'Bone chilling' threats

Councilwoman was most frequent target of letters and phone calls

Councilwoman was most frequent target of letters and phone calls

February 11, 2006|By DAVID DISHNEAU


A former Hagerstown Police Department officer who was arrested Thursday in connection with hate mail he allegedly sent and threatening phone calls he allegedly made dating to 2004 made his first court appearance Friday in a federal court in Baltimore.

Jeffrey Scott Shifler, 41, of Maugansville, was arrested Thursday on allegations he targeted 25 local citizens or institutions over the last two years with threats of death, bombs and anthrax, and with messages containing insults and false crime reports.

Shifler remained in federal custody after a 10-minute initial appearance Friday in U.S. District Court in Baltimore. Magistrate Judge Susan K. Gauvey scheduled a detention hearing for Tuesday.

Shifler's attorney, deputy federal defender Joseph Balter, declined to comment to reporters, as did the prosecutor, Assistant U.S. Attorney Michael Cunningham.

Shifler is charged with making the threats by telephone, which is a federal offense; by mail, which is another federal offense; and with falsely reporting that he had placed anthrax in Hagerstown's City Hall.


He isn't accused of carrying out any of the threats, which continued into this month, but the messages - some printed on photocopied police department letterhead - prompted at least one building evacuation and increased racial tensions during last year's Hagerstown city election.

The threats began in March 2004, four months after Shifler, a 16-year veteran of the Hagerstown Police Department, was terminated for falsifying payroll records, court records state.
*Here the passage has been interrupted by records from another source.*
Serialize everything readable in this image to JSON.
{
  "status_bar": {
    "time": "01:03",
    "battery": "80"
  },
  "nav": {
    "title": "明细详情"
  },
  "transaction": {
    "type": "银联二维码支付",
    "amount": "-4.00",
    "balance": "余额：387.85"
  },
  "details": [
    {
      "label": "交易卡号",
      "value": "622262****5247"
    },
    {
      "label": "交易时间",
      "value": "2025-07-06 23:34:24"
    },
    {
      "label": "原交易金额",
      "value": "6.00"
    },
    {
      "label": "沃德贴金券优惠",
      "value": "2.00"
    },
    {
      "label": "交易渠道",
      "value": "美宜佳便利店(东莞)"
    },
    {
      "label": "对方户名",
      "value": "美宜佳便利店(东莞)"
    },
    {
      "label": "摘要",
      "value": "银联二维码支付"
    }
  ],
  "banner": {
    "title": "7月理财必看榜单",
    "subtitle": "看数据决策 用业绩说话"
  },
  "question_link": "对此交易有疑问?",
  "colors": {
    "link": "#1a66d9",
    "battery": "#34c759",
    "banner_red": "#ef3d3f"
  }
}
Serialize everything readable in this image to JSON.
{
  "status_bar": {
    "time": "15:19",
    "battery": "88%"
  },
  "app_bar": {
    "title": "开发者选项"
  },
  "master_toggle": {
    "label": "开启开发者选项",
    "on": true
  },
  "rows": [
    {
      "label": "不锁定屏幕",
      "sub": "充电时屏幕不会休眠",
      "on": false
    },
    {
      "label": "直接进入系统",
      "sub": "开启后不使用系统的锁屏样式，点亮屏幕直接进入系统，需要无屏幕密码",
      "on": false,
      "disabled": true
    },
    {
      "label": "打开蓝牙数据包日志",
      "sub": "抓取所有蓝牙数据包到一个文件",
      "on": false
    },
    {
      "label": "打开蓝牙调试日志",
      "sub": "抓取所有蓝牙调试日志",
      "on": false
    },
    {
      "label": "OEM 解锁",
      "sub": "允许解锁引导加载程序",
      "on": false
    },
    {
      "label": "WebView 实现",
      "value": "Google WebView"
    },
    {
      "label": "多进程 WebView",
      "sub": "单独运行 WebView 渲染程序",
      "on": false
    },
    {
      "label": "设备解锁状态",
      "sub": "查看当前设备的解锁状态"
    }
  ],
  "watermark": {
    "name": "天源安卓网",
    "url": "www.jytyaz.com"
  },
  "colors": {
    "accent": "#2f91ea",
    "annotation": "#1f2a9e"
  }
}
Hagerstown City Councilwoman Alesia D. Parson-McBean, one of the targets of racist letters and telephone calls, said Friday she took no comfort in learning that the alleged perpetrator, a fired city police officer, apparently was more interested in embarrassing his former employer than in carrying out his threats of violence.

"If he did all those things that are alleged that he's done, he was getting worse," Parson-McBean said. "Because if it went from just penning letters to just making phone calls, what would be next?"

Parson-McBean, elected in May as Hagerstown's first black city council member, was the most frequent target. In two letters and three calls to her and her associates, Shifler allegedly demanded she resign "or she will be burned on a cross." In some of the messages, he claimed to represent the Ku Klux Klan.

"When it's a letter and you read the hate, it's devastating," Parson-McBean said. "But when you pick up your phone and there's a voice, it's just bone-chilling."

A letter sent to John Lestitian, an openly gay man who is Hagerstown's code-enforcement officer, slurred both him and his partner, who recently had committed suicide.

A letter sent in December 2004 threatened the Rev. LeRoy J. Guillory, a fiery black activist who was managing the campaign of another black City Council candidate. Guillory, whose open charges of institutional racism already had made some in the city uneasy, created more friction when he publicly accused a Herald-Mail reporter of having sent the threatening notes.

Shifler is accused of having claimed in three phone calls last month to represent either the Earth Liberation Front or the Animal Liberation Front, radical groups that advocate using arson against animal laboratories and sprawling housing developments. The ELF claimed responsibility in November for a fire that damaged four town houses under construction in Hagerstown.

Shifler isn't accused of that crime, but one of the calls, a bomb threat to a Wal-Mart near the burned homes, prompted a 90-minute evacuation of the store on Jan. 21.

A background check of Shifler conducted by a Washington County Sheriff's Department deputy and a state certification agency revealed that he had been dismissed from the Hagerstown police department, but concluded that the basis for the dismissal didn't disqualify him from law enforcement work, Boonsboro Town Manager John L. Kendall said.

Shifler was suspended without pay on Thursday, Kendall said.

Kendall said Shifler's duties in Boonsboro included daily patrolling, writing traffic tickets and assisting at the public elementary, middle and high schools.

"As far as his performance in Boonsboro, we had absolutely no criticism," Kendall said. "He was friendly. He was doing exactly what we intended."